In this paper, we first derive the discrete time recursive stochastic filtering equations for a classical Markov process when noisy measurements of the process are made with the measurement noise at each discrete sample forms an iid Gaussian or non-Gaussian process. The filter involves deriving general formulae for the conditional mean process given measurements upto that time and also simultaneously recursive formulae for the conditional moments of the estimation error process. In the next section, we build upon the method of John Gough etal, to construct a supersymmetric quantum stochastic filter, ie, the supersymmetric Belavkin filter. The construction of supersymmetric noise in the Hudson Parthasarathy noisy Schrodinger equation is based on constructing Fermionic noise by applying a twist to Bosonic noise, ie, \(dJ=(-1)^{\Lambda}dA, dJ^*=(-1)^{\Lambda}dA^*\). Such a Fermionic noise has memory unlike the Bosonic noise and satisfies the CAR. We prove that when a superposition of Bosonic quantum Brownian motion and Bosonic counting process along with Fermionic counting process is measured through the Hudson-Parthasarathy noisy Schrodinger system with both Bosonic and supersymmetric noise, then it satisfies the non-demolition property and hence conditional expectations can be defined.
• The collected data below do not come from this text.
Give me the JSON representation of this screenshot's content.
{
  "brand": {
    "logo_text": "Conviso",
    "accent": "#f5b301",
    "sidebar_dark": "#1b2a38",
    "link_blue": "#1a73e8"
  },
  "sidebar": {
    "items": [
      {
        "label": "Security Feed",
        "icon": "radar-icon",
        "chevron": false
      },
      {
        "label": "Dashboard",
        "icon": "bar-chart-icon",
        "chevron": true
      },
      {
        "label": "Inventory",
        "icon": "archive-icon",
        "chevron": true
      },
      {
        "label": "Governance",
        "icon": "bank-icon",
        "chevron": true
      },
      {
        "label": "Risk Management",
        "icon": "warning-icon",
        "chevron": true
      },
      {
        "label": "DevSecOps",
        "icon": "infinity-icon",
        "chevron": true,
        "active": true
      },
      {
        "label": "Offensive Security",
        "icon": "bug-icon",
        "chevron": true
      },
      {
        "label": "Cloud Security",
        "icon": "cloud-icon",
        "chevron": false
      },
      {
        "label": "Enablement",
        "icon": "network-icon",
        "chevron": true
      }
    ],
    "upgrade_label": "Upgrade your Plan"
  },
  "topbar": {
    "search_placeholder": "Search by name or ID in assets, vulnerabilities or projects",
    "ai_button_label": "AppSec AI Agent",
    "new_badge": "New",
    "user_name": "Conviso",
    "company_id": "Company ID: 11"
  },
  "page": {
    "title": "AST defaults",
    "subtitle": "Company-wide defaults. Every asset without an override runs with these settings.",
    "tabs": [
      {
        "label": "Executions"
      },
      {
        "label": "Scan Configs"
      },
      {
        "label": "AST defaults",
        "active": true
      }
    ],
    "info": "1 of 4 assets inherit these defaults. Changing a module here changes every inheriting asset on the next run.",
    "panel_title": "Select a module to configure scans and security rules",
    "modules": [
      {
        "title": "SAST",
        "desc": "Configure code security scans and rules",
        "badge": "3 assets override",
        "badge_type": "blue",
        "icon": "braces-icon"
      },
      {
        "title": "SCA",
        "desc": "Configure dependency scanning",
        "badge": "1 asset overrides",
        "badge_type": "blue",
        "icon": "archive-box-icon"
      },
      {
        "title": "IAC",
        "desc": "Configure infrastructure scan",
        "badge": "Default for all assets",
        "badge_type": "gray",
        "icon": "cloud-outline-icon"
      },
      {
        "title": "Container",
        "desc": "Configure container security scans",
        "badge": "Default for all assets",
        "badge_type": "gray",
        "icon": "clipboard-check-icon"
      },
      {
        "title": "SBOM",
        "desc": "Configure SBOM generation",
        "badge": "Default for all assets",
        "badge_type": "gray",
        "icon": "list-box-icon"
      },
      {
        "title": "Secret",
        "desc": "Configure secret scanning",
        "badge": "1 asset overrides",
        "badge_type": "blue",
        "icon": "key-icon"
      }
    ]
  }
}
The construction of the quantum filter here involves taking into consideration all the positive integer powers of the output measurement noise differential and we give an algorithm for computing these powers based on the quantum Ito formula. The method for deriving a countably infinite number of linear equations for the filter coefficients is based on the reference probability method of Gough et.al. The method of constructing supersymmetric noise for driving the HPS equation is based on the work of Timothy Eyre. The main result of this paper is to derive an infinite system of linear equations for the quantum filter coefficients thereby yielding a real time implementable filter for estimating system observables or equivalently, the system mixed state from the most general form of non-demolition measurements comprising Bosonic continuous and counting noise plus Fermionic counting noise.